Ромашов вышел на крыльцо.
Ночь стала точно еще гуще, еще чернее и теплее.
Подпоручик ощупью шел вдоль плетня, держась за него руками, и дожидался, пока его глаза привыкнут к мраку.
В это время дверь, ведущая в кухню Николаевых, вдруг открылась, выбросив на мгновение в темноту большую полосу туманного желтого света.
Кто-то зашлепал по грязи, и Ромашов услышал сердитый голос денщика Николаевых, Степана:
— Ходить, ходить кажын день. И чего ходить, черт его знает!..

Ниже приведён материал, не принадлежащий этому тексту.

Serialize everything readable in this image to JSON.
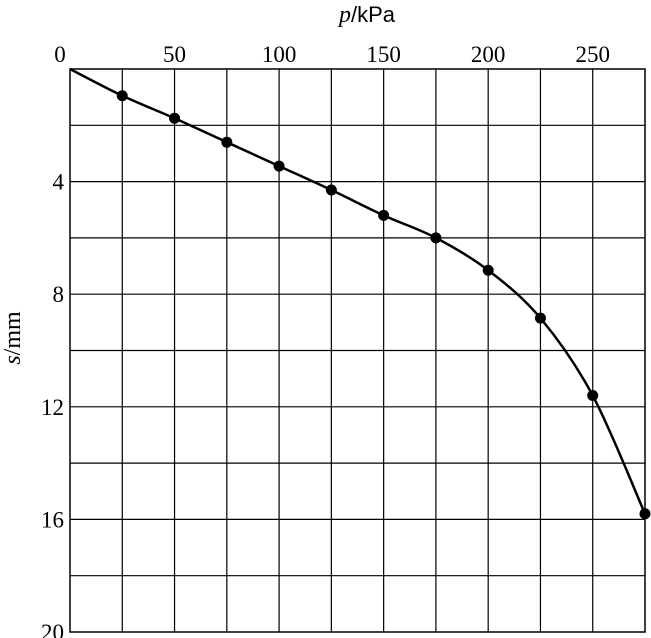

А другой солдатский голос, незнакомый подпоручику, ответил равнодушно, вместе с продолжительным, ленивым зевком:
— Дела, братец ты мой… С жиру это все.
Ну, прощевай, что ли, Степан.
— Прощай, Баулин. Заходи когда.
Ромашов прилип к забору.
От острого стыда он покраснел, несмотря на темноту; все тело его покрылось сразу испариной, и точно тысячи иголок закололи его кожу на ногах и на спине.
«Конечно! Даже денщики смеются», — подумал он с отчаянием.
Тотчас же ему припомнился весь сегодняшний вечер, и в разных словах, в тоне фраз, во взглядах, которыми обменивались хозяева, он сразу увидел много не замеченных им раньше мелочей, которые, как ему теперь казалось, свидетельствовали о небрежности и о насмешке, о нетерпеливом раздражении против надоедливого гостя.
— Какой позор, какой позор! — шептал подпоручик, не двигаясь с места.
— Дойти до того, что тебя едва терпят, когда ты приходишь… Нет, довольно. Теперь я уж твердо знаю, что довольно!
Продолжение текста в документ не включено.